The paper received attention because its third author is a movie star, Colin Firth, who played the King of England, won an Academy Award AND had a paper published in Current Biology. So he's having a good year.

But the content of the paper is interesting too. The authors compared the sizes of several brain structures in liberal and conservative students (in the UK, so we still have to wait for the most interesting results: brain size in tea party members).

Oh and no students were injured in the collection of these data. Thanks to fMRI, you can measure brains in living people, and you don't have to remove anyone's skull.

Anyhow, the authors learned that liberals have larger anterior cingulate cortex than conservatives and that conservatives have a larger amygdala.

I have big no gripes with this paper, which is quite judicious in its conclusions. But I do have a gripe with the media coverage of the study, and with other neuropolitics studies more generally. The media like to pretend that we know what these effects mean. But neuroscience just doesn't really know. Like, we have no idea what an enlarged anterior cingulate implies.

Time magazine says, for example, that an enlarged anterior cingulate means you are "better at managing conflicting information," which kind of fits with positive stereotypes about liberals. Like, you could say that liberals are better at managing conflict, so they willing to accept compromise and be more flexible (about premarital sex, abortions, drug use, money distribution). The problem is that you could make the same facts could go the opposite way. You could also say, for example, that since liberals have a larger anterior cingulate, they feel conflict more intensely, so that they are less willing to accept compromise and be more dogmatic (about the death penalty, eating meat, hunting, economic tradeoffs associated with fighting global warming, etc). All we really know is that anterior cingulate has something to do with feelings of conflict. The rest is pure speculation.

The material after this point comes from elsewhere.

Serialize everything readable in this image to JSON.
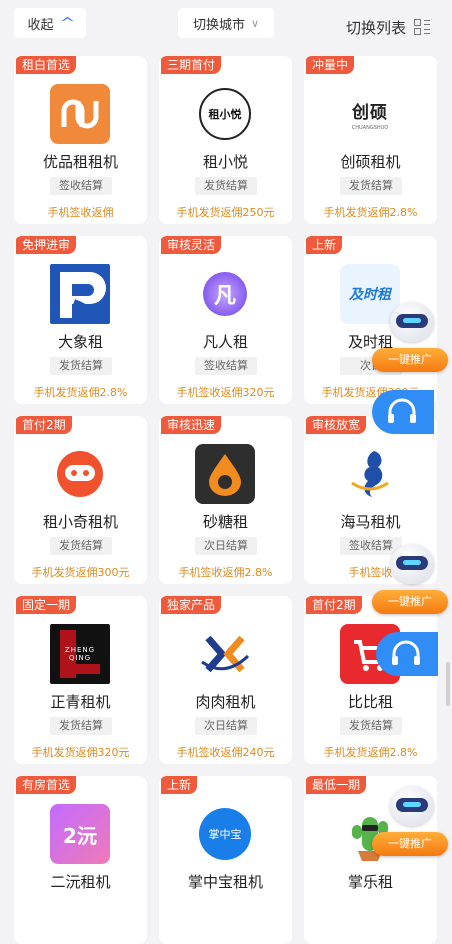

Oh and actually, many researchers (myself included) think that anterior cingulate has nothing to do with conflict. That idea is like so 2003. So, uh, let's think of a new theory.

What is anterior cingulate activated by? I'll tell you, and then show you how easy it is to come up with silly just-so stories: just combine a brain fact with an unrelated stereotype.

  • It's activated by marijuana. Maybe that's why liberals are more likely to support legalization.
  • It's activated by anxiety, maybe that's why liberals are anxious about the environment.
  • It monitors rewards and money, so maybe that's why democrats are so good a keeping the deficit down.
  • It controls error detection, so liberals are more likely to be oversensitive to small slights. That's why they love political correctness.
  • It plays a central role in learning. That's why teachers' unions are overwhelmingly democratic.
  • It controls blood pressure and rational cognition, maybe that's why liberals are more calm and rational.

See? It's trivially easy to do neuropolitics. That's why Mr. Darcy and friends were smart to avoid both pride and prejudice in their interpretation of the data. Unfortunately, most media coverage of neuropolitics does not.